By pinching off the flowers on a young annual, you will encourage the plant to develop a better root system. This will lead to a healthier plant that is more drought tolerant and disease and insect resistant. Pinching of annuals is usually done very early in the season by growers when the plants are still growing in the greenhouses. However, if you are growing annuals from seed, you may want to pinch off the first several flower buds.
Pinching back perennials such as mums and asters will increase branching and flower production, making it a more compact, attractive plant. Asters and mums can both be pinched back several times before July 4th, or they can simply be cut in half around early June and will still flower in the fall. Beebalm is another perennial that will benefit from pinching. It can be cut back by one half in early to mid- May to encourage a more compact, full shape. This will delay the bloom period, but only by a week or two. ‘Autumn Joy’ sedum is another perennial that will appreciate some pinching. This plant tends to flop over quite readily before its flowers open. By pinching back before July 4th, you will help the plant to stay standing throughout the season.

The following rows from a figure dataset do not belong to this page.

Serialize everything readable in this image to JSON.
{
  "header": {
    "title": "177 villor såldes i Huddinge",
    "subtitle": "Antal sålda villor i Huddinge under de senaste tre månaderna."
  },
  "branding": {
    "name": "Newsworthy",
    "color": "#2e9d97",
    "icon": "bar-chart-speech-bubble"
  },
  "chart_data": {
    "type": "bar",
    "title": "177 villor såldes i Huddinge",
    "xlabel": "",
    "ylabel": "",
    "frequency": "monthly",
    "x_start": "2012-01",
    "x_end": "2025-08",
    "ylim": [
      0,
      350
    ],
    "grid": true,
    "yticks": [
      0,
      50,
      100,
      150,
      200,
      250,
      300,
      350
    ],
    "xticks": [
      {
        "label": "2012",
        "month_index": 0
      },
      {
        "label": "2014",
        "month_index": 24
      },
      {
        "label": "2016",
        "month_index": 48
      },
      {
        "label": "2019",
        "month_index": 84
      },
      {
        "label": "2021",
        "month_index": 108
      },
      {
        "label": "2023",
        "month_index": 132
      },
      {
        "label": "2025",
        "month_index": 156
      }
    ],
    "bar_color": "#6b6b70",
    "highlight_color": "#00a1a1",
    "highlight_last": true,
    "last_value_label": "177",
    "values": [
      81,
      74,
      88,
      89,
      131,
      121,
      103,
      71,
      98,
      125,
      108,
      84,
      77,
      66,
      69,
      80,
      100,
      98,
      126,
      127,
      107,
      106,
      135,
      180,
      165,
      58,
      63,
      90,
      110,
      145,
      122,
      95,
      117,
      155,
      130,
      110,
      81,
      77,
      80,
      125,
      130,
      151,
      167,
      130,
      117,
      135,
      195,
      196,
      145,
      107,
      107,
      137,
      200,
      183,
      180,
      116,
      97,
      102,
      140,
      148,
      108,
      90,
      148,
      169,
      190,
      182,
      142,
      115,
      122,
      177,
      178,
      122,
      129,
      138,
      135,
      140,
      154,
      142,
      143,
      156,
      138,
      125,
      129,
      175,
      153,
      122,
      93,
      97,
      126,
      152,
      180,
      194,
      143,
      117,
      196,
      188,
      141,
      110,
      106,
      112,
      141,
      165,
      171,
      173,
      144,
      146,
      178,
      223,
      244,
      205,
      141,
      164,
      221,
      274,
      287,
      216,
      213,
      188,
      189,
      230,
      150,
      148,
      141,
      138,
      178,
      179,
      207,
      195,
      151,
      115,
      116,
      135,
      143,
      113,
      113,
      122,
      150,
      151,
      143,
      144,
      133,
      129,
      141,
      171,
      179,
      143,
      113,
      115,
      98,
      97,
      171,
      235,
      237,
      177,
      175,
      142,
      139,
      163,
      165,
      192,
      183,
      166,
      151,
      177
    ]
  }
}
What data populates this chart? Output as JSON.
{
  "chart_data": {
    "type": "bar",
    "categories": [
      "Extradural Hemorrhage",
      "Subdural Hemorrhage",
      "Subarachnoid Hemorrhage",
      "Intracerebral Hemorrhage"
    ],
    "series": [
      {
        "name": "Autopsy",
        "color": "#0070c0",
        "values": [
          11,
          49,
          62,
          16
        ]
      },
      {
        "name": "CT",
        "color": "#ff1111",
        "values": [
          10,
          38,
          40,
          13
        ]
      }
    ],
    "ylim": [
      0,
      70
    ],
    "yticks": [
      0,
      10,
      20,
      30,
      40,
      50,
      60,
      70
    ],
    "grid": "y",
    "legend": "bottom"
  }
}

Other plants that benefit from pinching: Herbs such as basil and rosemary will increase branching and leaf production after pinching. Some perennials that will benefit from pinching include chrysanthemum, tall garden phlox, yarrow, and Russian sage.
Not all plants will appreciate pinching. Leave columbine, astilbe, delphinium, daylily, coral bell, hosta, iris, foxglove and dianthus to their own devices and they will be fine.
Have a great day in the garden and don’t forget the sunscreen!